The Tale of the Heike is a Japanese epic poem relating the rise and eventual, inevitable fall of the Taira clan, also referred to as the Heike, during the end of the 12th century. The epic consists of thirteen books. Within the first five, the consolidation of power by the Taira is outlined featuring the “tyrant” Taira no Kiyomori. After Kiyomori’s death in the sixth book, the focus shifts to the rival clan, the Minamoto or Genji, as they orchestrate the complete destruction of the Taira and establish themselves as the dominant house. In contextualizing this work’s importance, Heike is regarded as a “seminal masterpiece of Japanese culture” on the level of The Tale of Genji.
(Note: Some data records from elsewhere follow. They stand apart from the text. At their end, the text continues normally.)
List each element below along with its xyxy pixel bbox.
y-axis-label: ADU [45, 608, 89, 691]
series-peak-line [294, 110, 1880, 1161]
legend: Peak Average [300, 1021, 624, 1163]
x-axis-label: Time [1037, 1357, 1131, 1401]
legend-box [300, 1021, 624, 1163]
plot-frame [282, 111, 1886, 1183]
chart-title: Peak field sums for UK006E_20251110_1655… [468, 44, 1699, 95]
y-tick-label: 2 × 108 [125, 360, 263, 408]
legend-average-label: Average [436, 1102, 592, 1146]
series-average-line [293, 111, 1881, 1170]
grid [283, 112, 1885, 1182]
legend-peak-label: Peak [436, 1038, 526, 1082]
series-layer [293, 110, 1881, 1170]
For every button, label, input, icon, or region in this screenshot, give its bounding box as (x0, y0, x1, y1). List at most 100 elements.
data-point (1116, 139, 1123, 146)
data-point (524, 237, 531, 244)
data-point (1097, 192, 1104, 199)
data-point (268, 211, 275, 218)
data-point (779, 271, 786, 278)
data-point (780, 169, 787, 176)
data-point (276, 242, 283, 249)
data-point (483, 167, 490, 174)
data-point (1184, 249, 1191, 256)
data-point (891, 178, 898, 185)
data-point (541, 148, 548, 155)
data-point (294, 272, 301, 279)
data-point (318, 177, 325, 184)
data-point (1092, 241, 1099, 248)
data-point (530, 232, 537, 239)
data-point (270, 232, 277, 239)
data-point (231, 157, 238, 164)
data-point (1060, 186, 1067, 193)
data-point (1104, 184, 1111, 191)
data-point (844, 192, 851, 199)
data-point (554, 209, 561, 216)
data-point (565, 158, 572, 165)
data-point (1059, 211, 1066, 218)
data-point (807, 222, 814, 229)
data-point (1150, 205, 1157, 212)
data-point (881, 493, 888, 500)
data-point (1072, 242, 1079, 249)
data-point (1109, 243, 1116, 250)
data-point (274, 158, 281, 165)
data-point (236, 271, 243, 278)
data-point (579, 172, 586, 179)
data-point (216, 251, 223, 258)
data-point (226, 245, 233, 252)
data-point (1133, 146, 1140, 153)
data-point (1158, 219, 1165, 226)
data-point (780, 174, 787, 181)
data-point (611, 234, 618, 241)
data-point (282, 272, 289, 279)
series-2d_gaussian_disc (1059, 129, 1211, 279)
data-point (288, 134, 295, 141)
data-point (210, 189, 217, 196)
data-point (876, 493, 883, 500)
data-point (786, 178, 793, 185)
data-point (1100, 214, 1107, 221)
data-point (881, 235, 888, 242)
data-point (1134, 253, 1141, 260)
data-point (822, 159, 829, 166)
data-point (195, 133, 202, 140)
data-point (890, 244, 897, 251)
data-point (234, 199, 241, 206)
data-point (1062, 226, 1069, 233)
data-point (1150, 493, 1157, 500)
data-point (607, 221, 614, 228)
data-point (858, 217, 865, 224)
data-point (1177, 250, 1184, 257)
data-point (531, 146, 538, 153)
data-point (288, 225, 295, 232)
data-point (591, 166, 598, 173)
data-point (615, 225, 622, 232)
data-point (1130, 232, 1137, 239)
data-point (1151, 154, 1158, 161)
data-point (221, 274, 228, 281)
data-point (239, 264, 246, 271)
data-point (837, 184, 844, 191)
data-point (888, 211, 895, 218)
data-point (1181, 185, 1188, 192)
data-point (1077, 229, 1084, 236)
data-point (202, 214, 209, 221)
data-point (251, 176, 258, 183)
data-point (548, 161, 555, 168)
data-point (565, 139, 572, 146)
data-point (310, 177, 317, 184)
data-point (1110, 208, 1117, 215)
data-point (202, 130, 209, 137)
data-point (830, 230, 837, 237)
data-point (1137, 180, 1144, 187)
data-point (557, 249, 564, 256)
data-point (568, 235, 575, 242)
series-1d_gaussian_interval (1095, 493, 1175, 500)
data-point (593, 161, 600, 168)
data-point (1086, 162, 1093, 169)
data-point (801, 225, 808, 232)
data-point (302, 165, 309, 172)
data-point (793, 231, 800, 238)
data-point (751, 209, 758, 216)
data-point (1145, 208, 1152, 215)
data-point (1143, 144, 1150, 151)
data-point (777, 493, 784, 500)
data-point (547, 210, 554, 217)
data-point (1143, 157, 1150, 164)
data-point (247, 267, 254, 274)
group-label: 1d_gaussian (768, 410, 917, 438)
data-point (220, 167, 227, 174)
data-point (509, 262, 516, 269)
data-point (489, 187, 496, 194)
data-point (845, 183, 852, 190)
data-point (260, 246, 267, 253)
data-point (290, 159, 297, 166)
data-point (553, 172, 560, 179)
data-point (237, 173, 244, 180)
Since the epic has a history of being performed as well as read, the physical structure of the passages can vary significantly. Royall Tyler, the translator, chose to incorporate three formats into the text, those of speech, recitative, and song. The purpose of doing so is meant to be reflective of how the text would have been presented in a performance setting. The formats are analogous to “spoken dialogue, recitative, and aria in oratorio or opera.” This manifests as a justified prose against the right margin, “highly irregular lines that start at the left margin,” and verse respectively.
When examining the plot structure of the poem, a distinctive pattern emerges. The story is frequently interrupted with anecdotes that are either directly or indirectly related to current events. This often takes the form of recounting historical precedents as a way of contextualizing a character’s actions or, if the precedent is lacking, perhaps to note a deviation from tradition. For example, when Kiyomori resolves to move the capital to Fukuhara, the chapter pauses in order to detail that such an event had occurred multiple times in the past. However, his decision is still condemned as the capital had remained stationary for centuries due to the divine attributes of the site.
Despite the Taira’s vilified persona, the clan possesses an ambiguous position on the continuum of good and evil. This is perhaps most effectively exemplified by the chief patriarch, Lord Kiyomori, and his eldest son, Shigemori. The two characters represent multiple facets of the clan. Kiyomori is clearly viewed as a negative figure, and much of the conflict in the epic is attributed to him. The opening lines make the assertion that even for a great man, those who indulge in arrogance “do not long endure.” Despite this, Kiyomori does possess redeeming qualities. He restores the Itsukushima Shrine, which results in divine favor being bestowed upon him and his kin. Ultimately, Kiyomori is not evil by nature. Rather, it is a state brought on by an absence, a lacking, of the embodiment of key religious themes, which results in misguided choices and conflict. Shigemori, on the other hand, is portrayed as a sort of religious ideal and the antithesis to Kiyomori in many respects.